When Gautam heard the judgment, he heaved a sigh of relief, and thanked God for saving his son’s life. Reconciled as Suresh was to the noose, the reprieve seemed to have infused in him a sense of purpose of its own. Seeing the impact of her verdict on the father and the son, Justice Sumitra felt vindicated about her belief in the glory of life. But, Mehrotra took it as another feather in his cap.
The judgment day of his son turned out to be a day of reckoning for Gautam.
‘Oh God, what a hell it has been!’ he thought in perplexity. ‘How scared I was for Suresh’s life! Now that he will live, what can life mean to me anymore! It means precious little, so it seems.
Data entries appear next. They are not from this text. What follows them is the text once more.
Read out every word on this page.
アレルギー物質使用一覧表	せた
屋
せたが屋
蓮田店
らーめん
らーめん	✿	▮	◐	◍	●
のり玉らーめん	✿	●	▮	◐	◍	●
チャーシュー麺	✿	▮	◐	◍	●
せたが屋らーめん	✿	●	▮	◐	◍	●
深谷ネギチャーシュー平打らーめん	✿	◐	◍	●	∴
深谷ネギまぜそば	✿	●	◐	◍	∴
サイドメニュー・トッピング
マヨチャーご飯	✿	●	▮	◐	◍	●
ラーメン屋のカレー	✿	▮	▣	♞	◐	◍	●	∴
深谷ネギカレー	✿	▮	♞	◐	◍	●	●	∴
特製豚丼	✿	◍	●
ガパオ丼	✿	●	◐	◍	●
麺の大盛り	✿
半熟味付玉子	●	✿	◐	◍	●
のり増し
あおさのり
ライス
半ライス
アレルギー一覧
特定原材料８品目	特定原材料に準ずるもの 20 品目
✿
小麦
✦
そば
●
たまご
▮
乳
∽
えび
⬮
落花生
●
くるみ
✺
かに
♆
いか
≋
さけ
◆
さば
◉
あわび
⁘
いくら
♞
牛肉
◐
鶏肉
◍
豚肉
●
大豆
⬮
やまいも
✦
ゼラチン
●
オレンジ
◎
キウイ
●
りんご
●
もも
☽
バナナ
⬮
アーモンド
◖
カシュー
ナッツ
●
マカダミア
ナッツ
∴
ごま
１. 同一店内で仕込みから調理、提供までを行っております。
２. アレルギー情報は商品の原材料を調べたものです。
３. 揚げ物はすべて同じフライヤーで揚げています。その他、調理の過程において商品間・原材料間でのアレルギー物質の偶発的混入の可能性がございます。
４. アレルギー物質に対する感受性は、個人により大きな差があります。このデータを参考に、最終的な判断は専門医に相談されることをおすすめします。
Why, hasn’t it become burdensome already? Though vacuous, life was still a make-believe in the past. How the aura of success camouflaged my jewel-less crown from public view! Who knew what a burden that was on my guilty head? And Sneha chose to damn me further with a garland of guilt. At least, Justice Sumitra spared my conscience from further burden. That’s the only saving grace of my sordid life. May God bless her for that! Wouldn’t have I dropped dead much before Suresh was put on the death row? And what’s the point in my living anymore? Why not I join Sneha in death, to make a fresh beginning?
‘But, who had seen life after death?’ he thought as he turned skeptic. ‘What’s heaven but hearsay? Won’t the benedictions therein seem make-believe? The Hindu swarga, the Christian salvation and the Islamic hereafter, are they really real? Had anyone called back to earth from those summits of faith? And without a body how does the soul enjoy the earthly pleasures of the religious heavens? How naive is man in envisioning heaven! If the swarga is not make-believe, won’t Sneha join the company of the pativratas, in wait for their husbands they had left behind? But, having sinned so much here, would I gain admission there? Well, if hell were to be my destiny, why not make the best of the rest of my life here itself? It looks sensible.’
The thought of hell made him wonder about the reality of the religions.
‘The theme of faith is the hope of man, and its hold on him is the fear of his,’ he began dwelling into the working of the religions. ‘Is there no God then? Oh, for all that, there could be One, but may not be as the faiths portray Him. What are the religions, if not the perceptions of their founders preached in divine terms? Did God ever introduce someone as His son and another as His messenger to His people? Won’t some of the religious precepts sound so absurd! Oh, how religions deprive man of his reason and make fools out of the followers!’